Pandemic public health restrictions are the biggest hurdle to getting young customers back through the door, according to BTIG data
Starbucks Corp. $(SBUX)$ was upgraded to buy from neutral at BTIG based on the upcoming benefits from restaurant reopenings and federal stimulus cash that will hit consumer bank accounts.
BTIG maintained its $130 price target.
Analysts note that the re-openings are "faster than expected," and BTIG expects same-store sales to accelerate throughout the year.
"The combination of unfolding economic recovery, earnings upside and broad geographic profile leads us to become more positive on shares and upgrade accordingly," wrote analysts led by Peter Saleh.
Read: Starbucks launches technology to aid visually impaired at U.S. stores
Proprietary data collected by BTIG shows that dining restrictions are the biggest obstacle for customers ages 18 to 24. More than one-third of those customers (35%) say they would be willing to dine out once the rules have eased.

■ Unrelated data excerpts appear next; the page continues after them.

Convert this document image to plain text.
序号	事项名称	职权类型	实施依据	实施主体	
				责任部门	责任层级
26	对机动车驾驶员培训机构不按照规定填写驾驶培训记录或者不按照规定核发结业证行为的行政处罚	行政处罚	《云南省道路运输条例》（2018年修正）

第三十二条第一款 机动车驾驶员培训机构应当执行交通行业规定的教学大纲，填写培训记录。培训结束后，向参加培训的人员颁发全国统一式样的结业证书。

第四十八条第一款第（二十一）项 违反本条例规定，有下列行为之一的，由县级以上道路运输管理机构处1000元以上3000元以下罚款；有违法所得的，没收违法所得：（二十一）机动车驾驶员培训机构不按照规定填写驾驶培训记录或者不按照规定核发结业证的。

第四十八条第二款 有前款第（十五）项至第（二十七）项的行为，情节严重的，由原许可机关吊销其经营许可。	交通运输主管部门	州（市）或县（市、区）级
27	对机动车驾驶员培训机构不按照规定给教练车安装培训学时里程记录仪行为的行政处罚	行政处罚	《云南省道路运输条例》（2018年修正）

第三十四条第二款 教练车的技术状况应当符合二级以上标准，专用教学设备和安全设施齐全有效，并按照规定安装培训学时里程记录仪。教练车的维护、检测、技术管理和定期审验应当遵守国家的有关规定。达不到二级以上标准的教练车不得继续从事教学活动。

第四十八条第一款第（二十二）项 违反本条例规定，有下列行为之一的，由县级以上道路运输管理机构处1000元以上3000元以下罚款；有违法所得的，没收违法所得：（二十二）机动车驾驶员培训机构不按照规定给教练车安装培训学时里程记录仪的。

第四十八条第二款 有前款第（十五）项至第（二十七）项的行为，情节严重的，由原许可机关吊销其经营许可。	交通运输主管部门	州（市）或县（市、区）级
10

Almost 30% of customers from age 25 to 34 expect to dine out once capacity limits lift.
"Easing dining restrictions across the country from California and Texas to New York and New Jersey have progressed at a faster pace than we anticipated," BTIG said.
"We expect these younger cohorts flush with stimulus cash to venture out in the coming weeks, complimenting the sales benefit from older cohorts who have already been vaccinated."
Stifel analysts expect there to be "pent-up demand" as restaurants reopen, with increased savings, improving employment numbers and other factors besides federal stimulus cash driving business. Analysts say that Texas, which has removed mask restrictions and allowed businesses to resume normally, may serve as a template of what's to come.
Still, Stifel analysts are careful not to jump at "reopening stocks." Stifel's "favorites," which analysts consider growth stocks, are Chipotle Mexican Grill Inc. $(CMG)$, Wingstop Inc. $(WING.UK)$, and Papa John's International Inc. $(PZZA)$
"We believe the time to build positions in growth stocks is during periods when others are concerned about transient issues, such as difficult comp comparisons," analysts said.
"The initiatives many of these concepts have in place should ultimately lead to a high level of sales retention in 2021, clearing the way for investors to focus on longer-term growth prospects and leading to improving sentiment in the back half of the year."
JPMorgan analysts think restaurants will hang on to some of the ways in which they did business during the pandemic even after it's over.
"Many restaurants will lead with more efficient, digitally-driven models and embrace off-premise as a permanently desired consumer need while maintaining their in-restaurant service levels as the situation fits," analysts wrote.
Starbucks' app and loyalty program were key to the business even before the pandemic.
Nonetheless, JPMorgan maintains its neutral stock rating and $97 price target for Starbucks.
"Consumption habits now largely broken in the US may take time to rebuild," JPMorgan wrote.
"While we are pleased with Starbucks' recovery thus far, its 15% urban exposure as part of 40% of non-drive-through U.S. company store exposure makes it difficult to say at this point that Starbucks is a net beneficiary in the near term of what has been a highly distributed COVID-19 era."
Starbucks stock rose 2.4% after the BTIG upgrade and has nearly doubled, up 88.8%, over the past year.
The S&P 500 index has gained 56.7% over the past 12 months.